Na sequência, o delegado resolveu dar um pito no Supremo:
"De uns tempos para cá, por força de algumas decisões e de algum ativismo judicial, que se vê hoje muito latente na discussão social, a gente foi, de alguma forma, impedido -- ou minimamente dificultada -- a atuação a Polícia em algumas localidades."
Fica evidente que ele discorda da decisão tomada pelo tribunal. Temos aí um prosélito contra o "ativismo judicial".
Sempre empenhado em defender "a sociedade de bem", ele avança:
"O resultado disso [do tal ativismo] é nada mais do que o fortalecimento do tráfico. Quanto menos você combate, quanto menos você se faz presente, o tráfico vai, obviamente, cada vez ganhando mais poder; vai expandindo seus domínios e avançando cada vez mais para dentro da sociedade organizada".
Pois é... A afirmação é negada pelos fatos.
TRÁFICO PERDE TERRITÓRIO PARA MILÍCIAS
O tráfico está perdendo terreno. Quem está "expandindo seus domínios e avançando cada vez mais para dentro da sociedade organizada" são as milícias. Elas já dominam quase 60% do território da cidade do Rio.
No dia 19 de outubro, noticiou o G1:
"Uma pesquisa inédita sobre a expansão de organizações criminosas no Rio revela que milícia e tráfico estão presentes em 96 dos 163 bairros da cidade. Nessas áreas subjugadas vivem cerca de 3,76 milhões de pessoas, do total de 6.747.815 habitantes -- segundo estima o IBGE.
O estudo, batizado de Mapa dos Grupos Armados do Rio de Janeiro, identificou que milicianos controlam área maior do que traficantes de drogas na capital fluminense. "
Vale dizer: 55,7% da população vivem em áreas em que manda o crime organizado. Ocorre que o poder das milícias é muito maior. Segundo o estudo intitulado "Mapa dos Grupos Armados do Rio de Janeiro", a distribuição é esta:
- 2,1 milhões de pessoas (33% da população) vivem em área sob o comando de milícias;
- 1,1 milhão de pessoas (18,2% da população) vivem em área dominada pelo Comando Vermelho;
- 337,2 mil pessoas (5,1% da população) vivem em área dominada pelo Terceiro Comando;
- 48,2 mil pessoas (0,7% da população) vivem em área dominada pelo Amigos dos Amigos.

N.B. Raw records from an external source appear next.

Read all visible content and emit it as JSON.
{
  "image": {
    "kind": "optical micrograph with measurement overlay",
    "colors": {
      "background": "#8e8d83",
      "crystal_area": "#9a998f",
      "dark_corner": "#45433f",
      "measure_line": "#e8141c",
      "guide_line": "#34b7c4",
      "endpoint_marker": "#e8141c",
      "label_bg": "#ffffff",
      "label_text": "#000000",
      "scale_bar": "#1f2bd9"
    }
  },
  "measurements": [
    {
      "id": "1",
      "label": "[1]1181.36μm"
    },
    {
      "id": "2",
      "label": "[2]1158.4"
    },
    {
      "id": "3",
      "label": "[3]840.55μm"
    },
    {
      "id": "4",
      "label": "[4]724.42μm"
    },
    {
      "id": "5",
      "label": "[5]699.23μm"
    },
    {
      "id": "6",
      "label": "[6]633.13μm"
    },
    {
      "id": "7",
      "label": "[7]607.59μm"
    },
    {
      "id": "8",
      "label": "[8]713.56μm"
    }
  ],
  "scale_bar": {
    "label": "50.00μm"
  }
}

Uma pergunta: o que fez o delegado Oliveira, que se arvora até em juiz do Supremo, contra as milícias? Como é notório, não se assistiu, até agora, a nenhum massacre de milicianos — e, por óbvio, não estou defendendo que se faça um.
Curiosamente, as áreas sujeitas a essas incursões das polícias, que deixam um rastro de sangue, nunca são aquelas que estão sob a tirania miliciana. O Jacarezinho, diga-se, é tido como uma região sob a influência do tráfico — que, ao contrário do que diz o prosélito, está perdendo espaço.

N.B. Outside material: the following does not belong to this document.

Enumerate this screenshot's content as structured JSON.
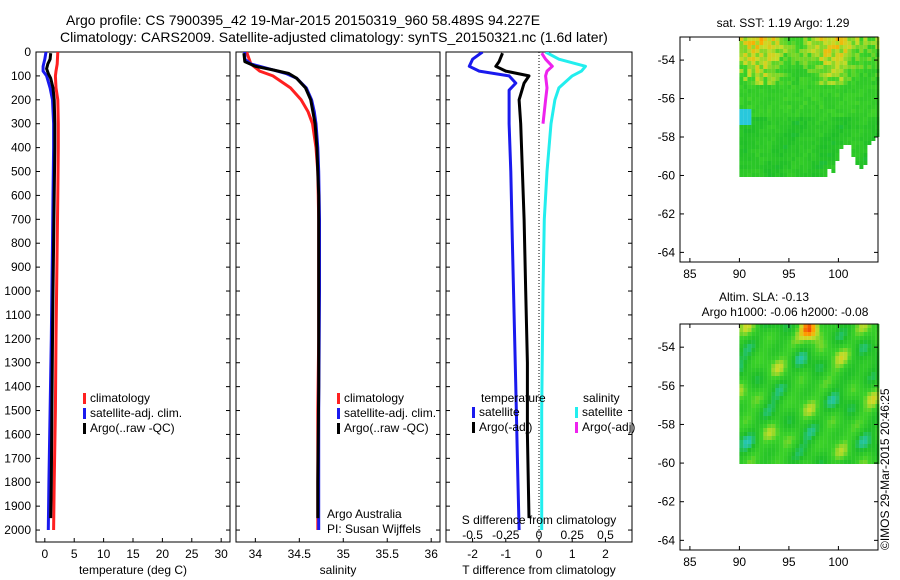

Sim, o tráfico está presente em mais bairros: 55 contra 41 das milícias. Mas estas têm sob controle uma população e um território bem maiores. E com muito mais influência política, certo? Como esquecer que a mulher e a mãe do miliciano Adriano da Nóbrega, do Escritório do Crime, trabalharam no gabinete de Flávio Bolsonaro quando este era deputado estadual? Há declarações do agora senador em defesa das milícias. Em 2007, por exemplo, afirmou:
"A milícia nada mais é do que um conjunto de policiais, militares ou não, regidos por uma certa hierarquia e disciplina, buscando, sem dúvida, expurgar do seio da comunidade o que há de pior: os criminosos".
Flávio diria que essa gente compõe A "sociedade de bem".

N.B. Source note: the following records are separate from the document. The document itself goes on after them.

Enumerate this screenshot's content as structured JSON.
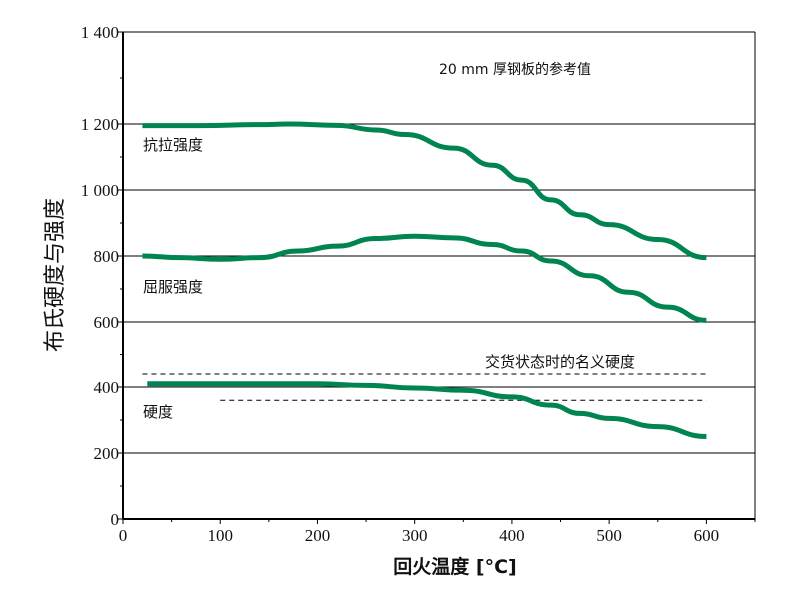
{
  "chart_data": {
    "type": "line",
    "title": "20 mm 厚钢板的参考值",
    "xlabel": "回火温度 [°C]",
    "ylabel": "布氏硬度与强度",
    "xlim": [
      0,
      650
    ],
    "ylim": [
      0,
      1400
    ],
    "x_ticks": [
      0,
      100,
      200,
      300,
      400,
      500,
      600
    ],
    "y_ticks": [
      0,
      200,
      400,
      600,
      800,
      1000,
      1200,
      1400
    ],
    "y_tick_labels": [
      "0",
      "200",
      "400",
      "600",
      "800",
      "1 000",
      "1 200",
      "1 400"
    ],
    "grid": "horizontal",
    "series": [
      {
        "name": "抗拉强度",
        "color": "#008450",
        "x": [
          20,
          80,
          140,
          170,
          220,
          260,
          290,
          340,
          380,
          410,
          440,
          470,
          500,
          550,
          600
        ],
        "y": [
          1195,
          1195,
          1198,
          1200,
          1196,
          1182,
          1168,
          1127,
          1075,
          1030,
          970,
          925,
          895,
          850,
          795
        ]
      },
      {
        "name": "屈服强度",
        "color": "#008450",
        "x": [
          20,
          60,
          100,
          140,
          180,
          220,
          260,
          300,
          340,
          380,
          410,
          440,
          480,
          520,
          560,
          600
        ],
        "y": [
          800,
          795,
          790,
          795,
          815,
          830,
          853,
          860,
          855,
          835,
          815,
          785,
          740,
          690,
          645,
          605
        ]
      },
      {
        "name": "硬度",
        "color": "#008450",
        "x": [
          25,
          200,
          250,
          300,
          350,
          400,
          440,
          470,
          500,
          550,
          600
        ],
        "y": [
          410,
          410,
          405,
          397,
          390,
          370,
          345,
          320,
          305,
          280,
          250
        ]
      }
    ],
    "reference_lines": [
      {
        "name": "交货状态时的名义硬度",
        "style": "dashed",
        "x": [
          20,
          600
        ],
        "y": 440
      },
      {
        "style": "dashed",
        "x": [
          100,
          600
        ],
        "y": 360
      }
    ]
  }
}
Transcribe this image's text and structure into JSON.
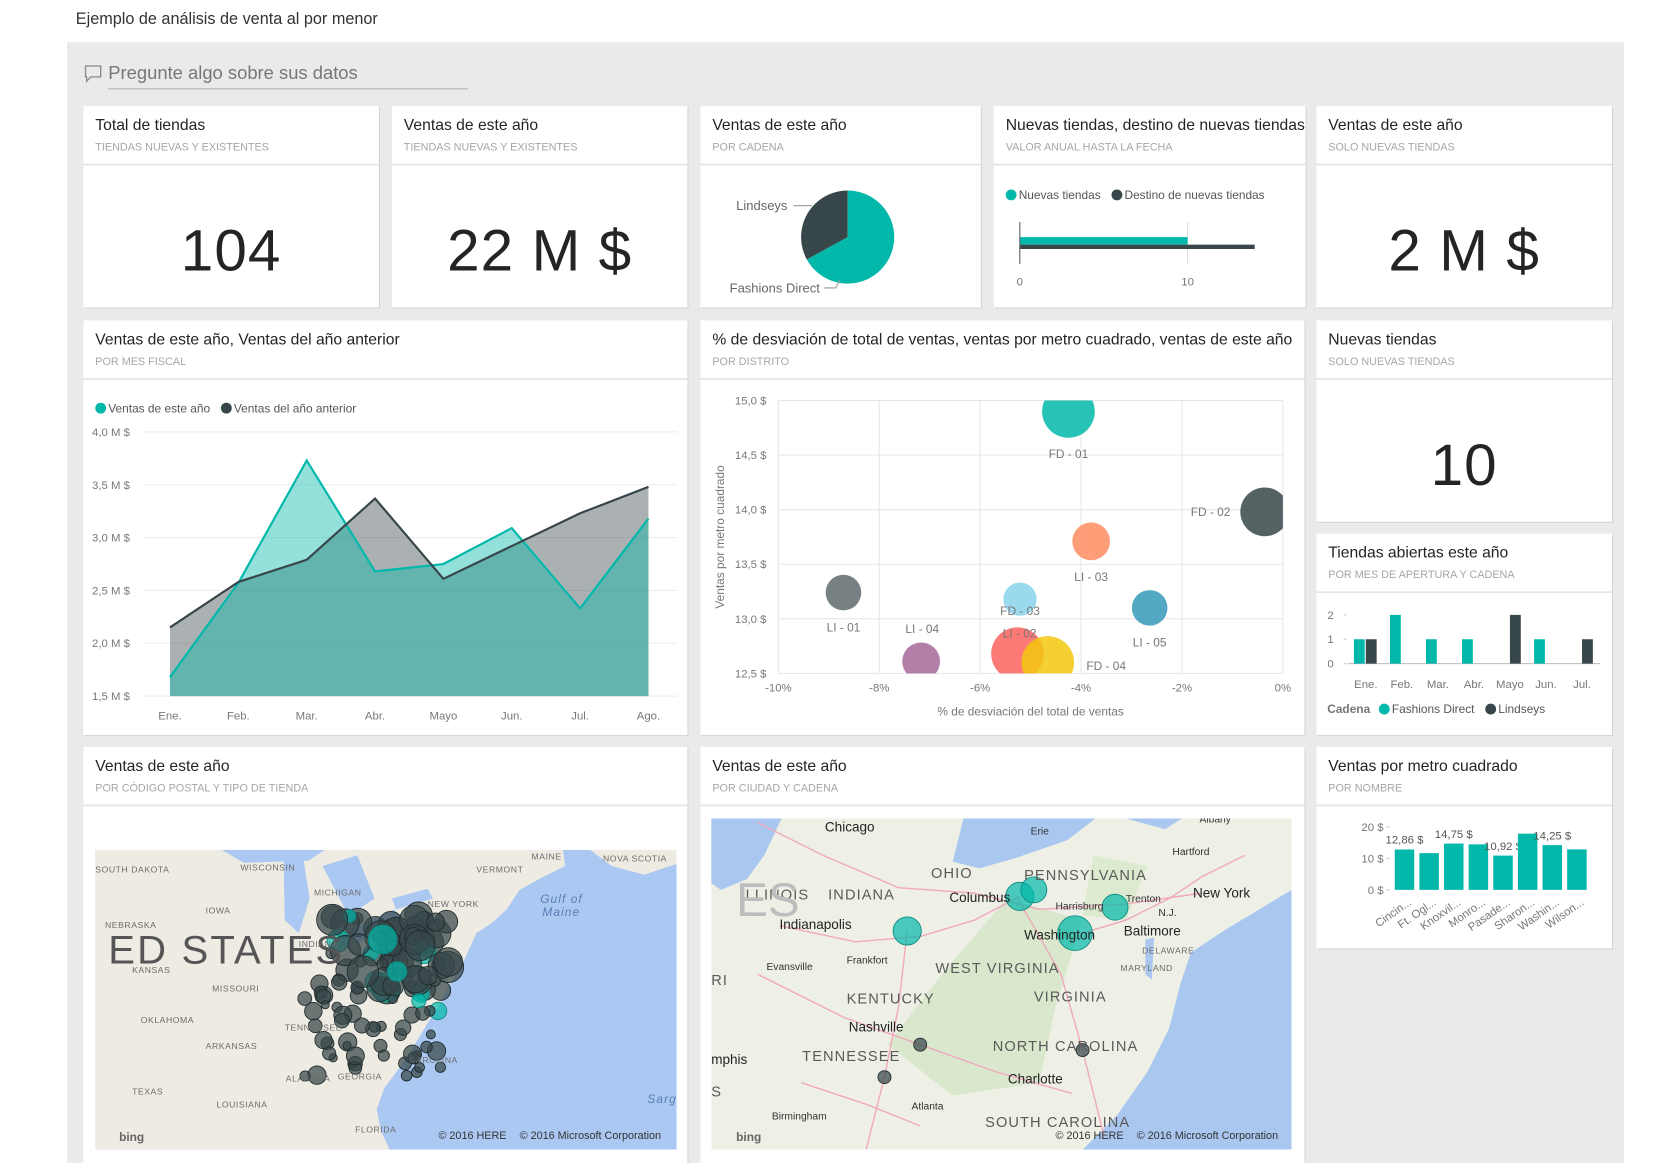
{
  "header": {
    "title": "Ejemplo de análisis de venta al por menor"
  },
  "qa": {
    "placeholder": "Pregunte algo sobre sus datos"
  },
  "chart_data": [
    {
      "type": "card",
      "title": "Total de tiendas",
      "subtitle": "TIENDAS NUEVAS Y EXISTENTES",
      "values": [
        104
      ]
    },
    {
      "type": "card",
      "title": "Ventas de este año",
      "subtitle": "TIENDAS NUEVAS Y EXISTENTES",
      "values": [
        22000000
      ],
      "value_labels": [
        "22 M $"
      ]
    },
    {
      "type": "pie",
      "title": "Ventas de este año",
      "subtitle": "POR CADENA",
      "categories": [
        "Lindseys",
        "Fashions Direct"
      ],
      "values": [
        33,
        67
      ],
      "colors": [
        "#374649",
        "#01b8aa"
      ]
    },
    {
      "type": "bullet",
      "title": "Nuevas tiendas, destino de nuevas tiendas",
      "subtitle": "VALOR ANUAL HASTA LA FECHA",
      "series": [
        {
          "name": "Nuevas tiendas",
          "color": "#01b8aa",
          "values": [
            10
          ]
        },
        {
          "name": "Destino de nuevas tiendas",
          "color": "#374649",
          "values": [
            14
          ]
        }
      ],
      "xlim": [
        0,
        14
      ],
      "xticks": [
        0,
        10
      ]
    },
    {
      "type": "card",
      "title": "Ventas de este año",
      "subtitle": "SOLO NUEVAS TIENDAS",
      "values": [
        2000000
      ],
      "value_labels": [
        "2 M $"
      ]
    },
    {
      "type": "area",
      "title": "Ventas de este año, Ventas del año anterior",
      "subtitle": "POR MES FISCAL",
      "categories": [
        "Ene.",
        "Feb.",
        "Mar.",
        "Abr.",
        "Mayo",
        "Jun.",
        "Jul.",
        "Ago."
      ],
      "series": [
        {
          "name": "Ventas de este año",
          "color": "#01b8aa",
          "values": [
            1680000,
            2570000,
            3730000,
            2680000,
            2750000,
            3090000,
            2330000,
            3180000
          ]
        },
        {
          "name": "Ventas del año anterior",
          "color": "#374649",
          "values": [
            2150000,
            2580000,
            2790000,
            3370000,
            2610000,
            2920000,
            3230000,
            3480000
          ]
        }
      ],
      "ylim": [
        1500000,
        4000000
      ],
      "yticks": [
        {
          "value": 1500000,
          "label": "1,5 M $"
        },
        {
          "value": 2000000,
          "label": "2,0 M $"
        },
        {
          "value": 2500000,
          "label": "2,5 M $"
        },
        {
          "value": 3000000,
          "label": "3,0 M $"
        },
        {
          "value": 3500000,
          "label": "3,5 M $"
        },
        {
          "value": 4000000,
          "label": "4,0 M $"
        }
      ],
      "grid": true
    },
    {
      "type": "scatter",
      "title": "% de desviación de total de ventas, ventas por metro cuadrado, ventas de este año",
      "subtitle": "POR DISTRITO",
      "xlabel": "% de desviación del total de ventas",
      "ylabel": "Ventas por metro cuadrado",
      "categories": [
        "FD - 01",
        "FD - 02",
        "LI - 03",
        "LI - 01",
        "FD - 03",
        "LI - 05",
        "LI - 04",
        "LI - 02",
        "FD - 04"
      ],
      "x": [
        -4.25,
        -0.36,
        -3.8,
        -8.71,
        -5.21,
        -2.64,
        -7.17,
        -5.26,
        -4.66
      ],
      "values": [
        14.9,
        13.98,
        13.71,
        13.24,
        13.18,
        13.1,
        12.61,
        12.68,
        12.6
      ],
      "sizes": [
        3.5,
        3.0,
        1.8,
        1.6,
        1.4,
        1.6,
        1.8,
        3.5,
        3.5
      ],
      "colors": [
        "#01b8aa",
        "#374649",
        "#fd8d62",
        "#5f6b6d",
        "#8ad4eb",
        "#3599b8",
        "#a66999",
        "#fd625e",
        "#f2c80f"
      ],
      "xlim": [
        -10,
        0
      ],
      "xticks": [
        {
          "value": -10,
          "label": "-10%"
        },
        {
          "value": -8,
          "label": "-8%"
        },
        {
          "value": -6,
          "label": "-6%"
        },
        {
          "value": -4,
          "label": "-4%"
        },
        {
          "value": -2,
          "label": "-2%"
        },
        {
          "value": 0,
          "label": "0%"
        }
      ],
      "ylim": [
        12.5,
        15.0
      ],
      "yticks": [
        {
          "value": 12.5,
          "label": "12,5 $"
        },
        {
          "value": 13.0,
          "label": "13,0 $"
        },
        {
          "value": 13.5,
          "label": "13,5 $"
        },
        {
          "value": 14.0,
          "label": "14,0 $"
        },
        {
          "value": 14.5,
          "label": "14,5 $"
        },
        {
          "value": 15.0,
          "label": "15,0 $"
        }
      ],
      "grid": true
    },
    {
      "type": "card",
      "title": "Nuevas tiendas",
      "subtitle": "SOLO NUEVAS TIENDAS",
      "values": [
        10
      ]
    },
    {
      "type": "grouped-bar",
      "title": "Tiendas abiertas este año",
      "subtitle": "POR MES DE APERTURA Y CADENA",
      "categories": [
        "Ene.",
        "Feb.",
        "Mar.",
        "Abr.",
        "Mayo",
        "Jun.",
        "Jul."
      ],
      "legend_title": "Cadena",
      "series": [
        {
          "name": "Fashions Direct",
          "color": "#01b8aa",
          "values": [
            1,
            2,
            1,
            1,
            0,
            1,
            0
          ]
        },
        {
          "name": "Lindseys",
          "color": "#374649",
          "values": [
            1,
            0,
            0,
            0,
            2,
            0,
            1
          ]
        }
      ],
      "ylim": [
        0,
        2
      ],
      "yticks": [
        0,
        1,
        2
      ]
    },
    {
      "type": "map",
      "title": "Ventas de este año",
      "subtitle": "POR CÓDIGO POSTAL Y TIPO DE TIENDA",
      "places": [
        "SOUTH DAKOTA",
        "WISCONSIN",
        "MICHIGAN",
        "VERMONT",
        "MAINE",
        "NOVA SCOTIA",
        "NEW YORK",
        "Gulf of",
        "Maine",
        "NEBRASKA",
        "IOWA",
        "ED STATES",
        "INDIANA",
        "KANSAS",
        "MISSOURI",
        "OKLAHOMA",
        "TENNESSEE",
        "ARKANSAS",
        "ALABAMA",
        "GEORGIA",
        "CAROLINA",
        "TEXAS",
        "LOUISIANA",
        "FLORIDA",
        "Sarg"
      ],
      "logo": "bing",
      "credits": [
        "© 2016 HERE",
        "© 2016 Microsoft Corporation"
      ]
    },
    {
      "type": "map",
      "title": "Ventas de este año",
      "subtitle": "POR CIUDAD Y CADENA",
      "places": [
        "Chicago",
        "Erie",
        "Albany",
        "Hartford",
        "OHIO",
        "PENNSYLVANIA",
        "ILLINOIS",
        "INDIANA",
        "ES",
        "New York",
        "Columbus",
        "Harrisburg",
        "Trenton",
        "N.J.",
        "Indianapolis",
        "Washington",
        "Baltimore",
        "DELAWARE",
        "MARYLAND",
        "Evansville",
        "Frankfort",
        "WEST VIRGINIA",
        "RI",
        "KENTUCKY",
        "VIRGINIA",
        "Nashville",
        "TENNESSEE",
        "NORTH CAROLINA",
        "mphis",
        "Charlotte",
        "S",
        "Birmingham",
        "Atlanta",
        "SOUTH CAROLINA"
      ],
      "logo": "bing",
      "credits": [
        "© 2016 HERE",
        "© 2016 Microsoft Corporation"
      ]
    },
    {
      "type": "bar",
      "title": "Ventas por metro cuadrado",
      "subtitle": "POR NOMBRE",
      "categories": [
        "Cincin...",
        "Ft. Ogl...",
        "Knoxvil...",
        "Monro...",
        "Pasade...",
        "Sharon...",
        "Washin...",
        "Wilson..."
      ],
      "values": [
        12.86,
        11.7,
        14.75,
        14.5,
        10.92,
        17.9,
        14.25,
        12.9
      ],
      "value_labels": [
        "12,86 $",
        null,
        "14,75 $",
        null,
        "10,92 $",
        null,
        "14,25 $",
        null
      ],
      "color": "#01b8aa",
      "ylim": [
        0,
        20
      ],
      "yticks": [
        {
          "value": 0,
          "label": "0 $"
        },
        {
          "value": 10,
          "label": "10 $"
        },
        {
          "value": 20,
          "label": "20 $"
        }
      ]
    }
  ]
}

CONGRESSO E MINISTÉRIO PÚBLICO FEDERAL
O domínio de pedaços do território brasileiro por grupos armados é uma questão federal. E há uma decisão do Supremo sobre as incursões policiais. Por óbvio, a investigação do massacre deveria ficar a cargo do Ministério Público Federal, com o concurso da Polícia Federal.
Sim, estou a defender a federalização da investigação. Apesar dos pesares, as chances de se chegar a algum lugar que preste aumentam. O MP do Rio não viu, por exemplo, crime do Morro do Falett. É pouco provável que veja no Jacarezinho.
Deputados do PSOL e do PT apresentaram um requerimento na Câmara para a criação de uma comissão externa que acompanhe as investigações. Que a OAB também se mobilize para valer. E façam o mesmo as entidades de defesa dos direitos humanos.
Não se pode permitir que o massacre do Jacarezinho seja uma espécie de ensaio.